Researchers are trying to determine if these unusual reactions are related to differences in integrating multiple types of information from the senses.

Sleep problems

Children with ASD tend to have problems falling asleep or staying asleep, or have other sleep problems.15 These problems make it harder for them to pay attention, reduce their ability to function, and lead to poor behavior. In addition, parents of children with ASD and sleep problems tend to report greater family stress and poorer overall health among themselves.
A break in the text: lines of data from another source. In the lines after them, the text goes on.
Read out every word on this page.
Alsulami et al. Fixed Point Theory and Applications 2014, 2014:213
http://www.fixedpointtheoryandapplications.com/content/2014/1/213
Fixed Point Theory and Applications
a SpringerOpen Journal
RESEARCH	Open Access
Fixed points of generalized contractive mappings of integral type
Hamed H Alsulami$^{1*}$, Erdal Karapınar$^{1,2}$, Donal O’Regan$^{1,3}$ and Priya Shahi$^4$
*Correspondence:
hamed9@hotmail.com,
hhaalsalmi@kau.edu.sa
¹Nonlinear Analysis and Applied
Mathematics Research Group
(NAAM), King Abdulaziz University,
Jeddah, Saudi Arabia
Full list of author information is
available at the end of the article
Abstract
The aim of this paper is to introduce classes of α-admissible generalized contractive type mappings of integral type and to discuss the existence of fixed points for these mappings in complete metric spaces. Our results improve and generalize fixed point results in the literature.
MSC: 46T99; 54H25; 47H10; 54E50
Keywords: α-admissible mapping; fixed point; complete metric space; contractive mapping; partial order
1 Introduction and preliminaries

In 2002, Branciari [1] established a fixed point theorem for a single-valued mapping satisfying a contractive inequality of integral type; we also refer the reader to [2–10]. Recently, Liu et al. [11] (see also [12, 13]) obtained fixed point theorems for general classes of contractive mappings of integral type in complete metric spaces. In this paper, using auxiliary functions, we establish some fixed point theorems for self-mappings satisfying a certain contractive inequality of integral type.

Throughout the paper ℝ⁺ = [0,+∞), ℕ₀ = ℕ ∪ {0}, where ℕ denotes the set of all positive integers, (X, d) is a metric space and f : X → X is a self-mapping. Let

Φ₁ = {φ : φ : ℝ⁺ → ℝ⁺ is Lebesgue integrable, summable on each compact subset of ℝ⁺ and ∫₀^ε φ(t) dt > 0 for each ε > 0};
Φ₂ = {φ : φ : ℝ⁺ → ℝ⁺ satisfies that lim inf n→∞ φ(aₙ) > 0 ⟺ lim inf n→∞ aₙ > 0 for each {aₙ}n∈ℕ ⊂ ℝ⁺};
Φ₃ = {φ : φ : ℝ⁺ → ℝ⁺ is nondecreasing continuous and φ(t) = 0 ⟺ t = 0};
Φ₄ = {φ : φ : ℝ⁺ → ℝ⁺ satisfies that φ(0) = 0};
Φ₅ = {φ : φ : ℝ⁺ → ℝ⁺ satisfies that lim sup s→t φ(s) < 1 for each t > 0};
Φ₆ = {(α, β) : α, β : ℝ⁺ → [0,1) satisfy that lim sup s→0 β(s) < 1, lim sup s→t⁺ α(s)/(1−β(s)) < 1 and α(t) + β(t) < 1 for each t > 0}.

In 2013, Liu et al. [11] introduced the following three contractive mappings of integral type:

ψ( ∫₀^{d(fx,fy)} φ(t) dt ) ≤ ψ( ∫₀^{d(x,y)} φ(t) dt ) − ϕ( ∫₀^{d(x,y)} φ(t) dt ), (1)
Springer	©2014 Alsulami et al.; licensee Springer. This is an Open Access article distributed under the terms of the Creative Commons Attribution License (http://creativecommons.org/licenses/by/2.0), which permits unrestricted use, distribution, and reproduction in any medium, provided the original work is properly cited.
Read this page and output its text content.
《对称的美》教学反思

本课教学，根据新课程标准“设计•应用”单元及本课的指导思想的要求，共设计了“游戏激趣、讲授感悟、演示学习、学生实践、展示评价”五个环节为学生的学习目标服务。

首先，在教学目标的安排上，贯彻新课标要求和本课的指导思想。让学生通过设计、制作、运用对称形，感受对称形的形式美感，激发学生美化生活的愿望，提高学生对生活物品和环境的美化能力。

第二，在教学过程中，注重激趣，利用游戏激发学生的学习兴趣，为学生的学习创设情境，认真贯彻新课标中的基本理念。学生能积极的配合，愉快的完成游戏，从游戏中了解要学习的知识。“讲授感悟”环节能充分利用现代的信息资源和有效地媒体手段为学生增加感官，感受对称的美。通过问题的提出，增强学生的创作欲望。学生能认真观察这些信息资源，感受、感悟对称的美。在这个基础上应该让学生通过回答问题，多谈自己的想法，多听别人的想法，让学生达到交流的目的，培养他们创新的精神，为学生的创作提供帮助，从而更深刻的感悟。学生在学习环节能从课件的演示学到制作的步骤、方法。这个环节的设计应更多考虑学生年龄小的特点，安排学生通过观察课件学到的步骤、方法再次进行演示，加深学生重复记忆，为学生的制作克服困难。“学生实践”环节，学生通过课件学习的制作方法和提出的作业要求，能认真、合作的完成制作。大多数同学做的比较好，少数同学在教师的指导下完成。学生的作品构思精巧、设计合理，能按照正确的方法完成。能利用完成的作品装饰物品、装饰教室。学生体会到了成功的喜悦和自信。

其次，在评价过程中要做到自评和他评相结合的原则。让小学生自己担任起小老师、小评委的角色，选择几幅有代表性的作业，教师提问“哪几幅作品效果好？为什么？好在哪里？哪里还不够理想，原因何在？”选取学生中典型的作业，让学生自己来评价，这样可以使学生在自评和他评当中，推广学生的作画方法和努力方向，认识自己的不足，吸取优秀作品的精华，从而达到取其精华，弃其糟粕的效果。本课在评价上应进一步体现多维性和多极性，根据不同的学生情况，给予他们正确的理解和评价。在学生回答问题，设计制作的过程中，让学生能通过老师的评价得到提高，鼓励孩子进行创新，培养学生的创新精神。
Fortunately, sleep problems can often be treated with changes in behavior, such as following a sleep schedule or creating a bedtime routine. Some children may sleep better using medications such as melatonin, which is a hormone that helps regulate the body’s sleep-wake cycle. Like any medication, melatonin can have unwanted side effects. Talk to your child’s doctor about possible risks and benefits before giving your child melatonin. Treating sleep problems in children with ASD may improve the child’s overall behavior and functioning, as well as relieve family stress.16

Intellectual disability

Many children with ASD have some degree of intellectual disability. When tested, some areas of ability may be normal, while others—especially cognitive (thinking) and language abilities—may be relatively weak. For example, a child with ASD may do well on tasks related to sight (such as putting a puzzle together) but may not do as well on language-based problem-solving tasks. Children with a form of ASD like Asperger syndrome often have average or above-average language skills and do not show delays in cognitive ability or speech.

Seizures

One in four children with ASD has seizures, often starting either in early childhood or during the teen years.17 Seizures, caused by abnormal electrical activity in the brain, can result in

A short-term loss of consciousness, or a blackout Convulsions, which are uncontrollable shaking of the whole body, or unusual movements Staring spells.
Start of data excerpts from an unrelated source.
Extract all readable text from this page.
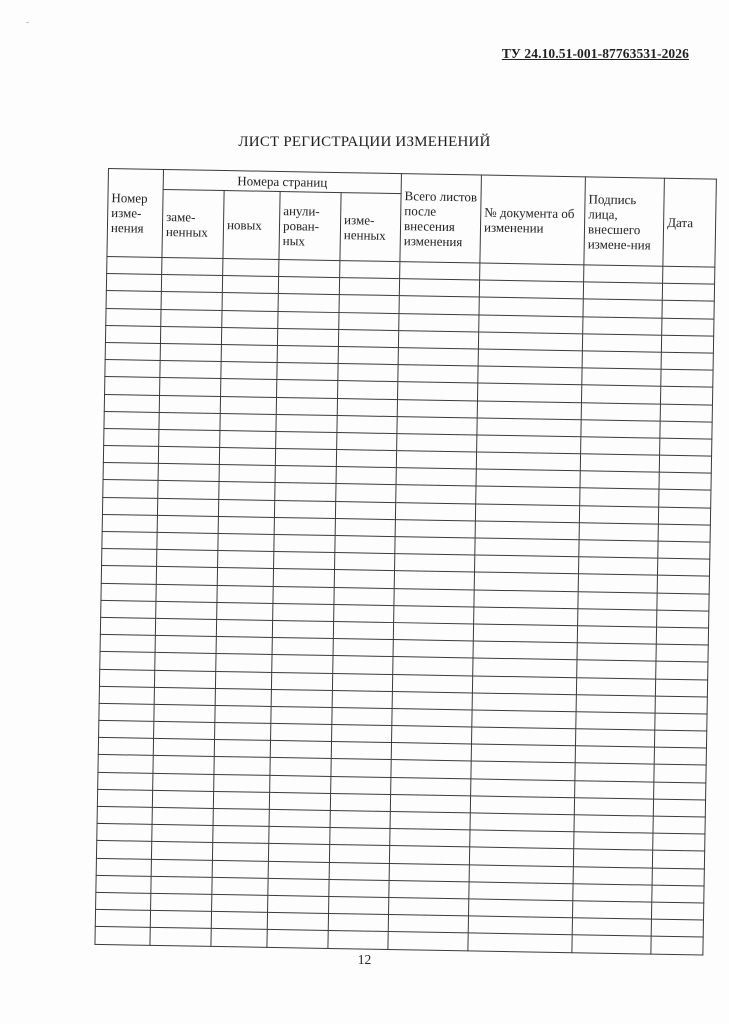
ТУ 24.10.51-001-87763531-2026
ЛИСТ РЕГИСТРАЦИИ ИЗМЕНЕНИЙ
Номер изме-нения	Номера страниц				Всего листов после внесения изменения	№ документа об изменении	Подпись лица, внесшего измене-ния	Дата
	заме-ненных	новых	анули-рован-ных	изме-ненных				

12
Sometimes lack of sleep or a high fever can trigger a seizure. An electroencephalogram (EEG), a nonsurgical test that records electrical activity in the brain, can help confirm whether a child is having seizures. However, some children with ASD have abnormal EEGs even if they are not having seizures.

Seizures can be treated with medicines called anticonvulsants. Some seizure medicines affect behavior; changes in behavior should be closely watched in children with ASD. In most cases, a doctor will use the lowest dose of medicine that works for the child. Anticonvulsants usually reduce the number of seizures but may not prevent all of them.